The Lions didn’t even bother trying to put a brave face on this one. With a 31-21 loss to the Green Bay Packers on Sunday, Detroit solidified its claim as the worst team in NFL history. Sixteen games, 16 losses.
“0-16,” one sign read, “The Perfect Season.”
“You never expect it to happen when you’re starting the season,” said kicker Jason Hanson, the longest-tenured Lion. “Obviously, what we did here was not good.”
It took 16 games to figure that out?
It’s been more than 30 years since the Tampa Bay Buccaneers went 0-14 in 1976 — and they had the excuse of being an expansion team. The New Orleans Saints during their worst days, the Indianapolis Colts before Peyton Manning arrived, the worst of the New York Jets teams — they all managed to win at least one game.
Not the Lions.
They’ve been on a downward spiral for most of this decade, done in by one bad personnel move after another by TV analyst-turned-general manager Matt Millen (who drafts a wide receiver in the first round three years running? Better yet, who doesn’t get SOMETHING out of three straight first-round picks?). Their efforts on the field weren’t much better, stringing together so many losses it looks as if an “L” key got stuck on a keyboard.
But this season was a debacle of epic proportions, beyond even what the most cynical of Lions fans could have imagined.
“As a Lions fan, we’re used to them stinking,” said Adam Gadsby, who drove eight hours to see the Lions stake their dubious claim to history and was planning on climbing right back into the car as soon as the game ended.
“But they’ve never stunk as well as they’re stinking this year.”
The 16 losses came to teams good — Tennessee, Indianapolis, Atlanta — and not-so-good — Washington, San Francisco. There were a few close calls, and a few losses that were cover-your-eyes ugly. The Lions were outscored 517-268, and twice failed to crack double-digits for points.
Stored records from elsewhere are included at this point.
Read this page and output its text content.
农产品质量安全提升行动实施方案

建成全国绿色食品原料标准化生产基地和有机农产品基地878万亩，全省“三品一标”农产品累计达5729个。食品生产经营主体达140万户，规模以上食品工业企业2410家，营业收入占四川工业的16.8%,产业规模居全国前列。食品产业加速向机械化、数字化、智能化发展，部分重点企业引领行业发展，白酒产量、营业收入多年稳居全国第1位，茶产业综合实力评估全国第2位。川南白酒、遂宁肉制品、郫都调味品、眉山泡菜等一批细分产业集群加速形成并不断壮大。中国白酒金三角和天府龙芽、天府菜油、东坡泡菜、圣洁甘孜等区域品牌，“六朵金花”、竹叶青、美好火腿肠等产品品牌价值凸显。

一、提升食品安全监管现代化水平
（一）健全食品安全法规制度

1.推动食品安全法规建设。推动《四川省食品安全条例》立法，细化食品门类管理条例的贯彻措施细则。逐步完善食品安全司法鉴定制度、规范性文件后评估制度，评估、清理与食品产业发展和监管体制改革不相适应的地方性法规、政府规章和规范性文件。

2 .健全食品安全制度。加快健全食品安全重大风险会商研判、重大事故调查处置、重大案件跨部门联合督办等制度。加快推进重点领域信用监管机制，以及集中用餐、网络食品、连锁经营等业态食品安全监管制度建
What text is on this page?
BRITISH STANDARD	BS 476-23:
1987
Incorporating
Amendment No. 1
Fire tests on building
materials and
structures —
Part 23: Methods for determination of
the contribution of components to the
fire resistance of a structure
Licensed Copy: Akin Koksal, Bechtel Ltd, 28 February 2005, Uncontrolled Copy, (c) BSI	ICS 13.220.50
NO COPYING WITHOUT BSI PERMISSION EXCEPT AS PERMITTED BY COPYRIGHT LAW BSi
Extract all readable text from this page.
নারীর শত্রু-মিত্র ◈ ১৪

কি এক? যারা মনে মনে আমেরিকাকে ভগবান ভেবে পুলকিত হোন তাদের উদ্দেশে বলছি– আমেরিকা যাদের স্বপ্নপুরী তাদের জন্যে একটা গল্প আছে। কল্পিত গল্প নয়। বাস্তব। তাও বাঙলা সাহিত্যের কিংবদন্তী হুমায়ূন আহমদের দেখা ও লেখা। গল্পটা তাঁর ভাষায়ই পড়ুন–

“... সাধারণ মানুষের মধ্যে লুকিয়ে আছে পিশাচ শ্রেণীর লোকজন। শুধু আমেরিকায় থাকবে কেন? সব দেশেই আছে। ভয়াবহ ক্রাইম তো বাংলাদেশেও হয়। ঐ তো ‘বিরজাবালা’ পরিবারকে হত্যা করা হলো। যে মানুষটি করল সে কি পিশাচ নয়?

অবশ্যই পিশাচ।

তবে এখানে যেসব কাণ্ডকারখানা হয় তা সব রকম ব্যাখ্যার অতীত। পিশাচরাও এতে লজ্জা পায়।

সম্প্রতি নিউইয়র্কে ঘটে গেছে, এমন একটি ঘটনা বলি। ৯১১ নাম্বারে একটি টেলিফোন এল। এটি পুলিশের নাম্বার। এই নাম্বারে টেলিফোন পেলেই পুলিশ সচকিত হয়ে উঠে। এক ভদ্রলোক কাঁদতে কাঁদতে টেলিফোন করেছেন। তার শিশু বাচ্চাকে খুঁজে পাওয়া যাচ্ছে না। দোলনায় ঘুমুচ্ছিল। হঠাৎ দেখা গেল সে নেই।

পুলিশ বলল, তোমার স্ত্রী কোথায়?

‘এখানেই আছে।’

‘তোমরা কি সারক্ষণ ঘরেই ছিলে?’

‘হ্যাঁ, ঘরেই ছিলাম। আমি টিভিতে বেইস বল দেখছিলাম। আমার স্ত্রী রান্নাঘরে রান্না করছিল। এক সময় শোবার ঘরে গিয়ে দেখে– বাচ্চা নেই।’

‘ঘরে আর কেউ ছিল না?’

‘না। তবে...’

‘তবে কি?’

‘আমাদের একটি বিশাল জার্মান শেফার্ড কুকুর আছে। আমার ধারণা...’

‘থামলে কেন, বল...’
One series against the Packers pretty much summed up the entire season. Already trailing 7-0 in the first quarter, the Lions needed a yard for a first down. Dan Orlovsky kept the ball and got the yard, only to have the play waved off because a timeout had been called.
By the Lions.
Smith would get the first down, Detroit’s first of the game. But on the very next play, Orlovsky was picked off by Charles Woodson, setting up Green Bay’s second touchdown.
Any Given Sunday? The only given with these Lions was a loss.
“We just plain and simple didn’t get it done, for whatever reasons,” said offensive tackle Jeff Backus, who has had a front-row seat for Detroit’s carnage as Millen’s first draft pick. “Execution, talent, schemes — at different times it was different things.
“It was just one of those years it all kind of came together.”
More like one of those years where everything came apart.
Millen is long gone, fired in September when it became apparent the Lions might make a real run at those ‘76 Bucs. Coach Rod Marinelli is still around, but who knows for how long?
“This is us,” Hanson said, “we own this.”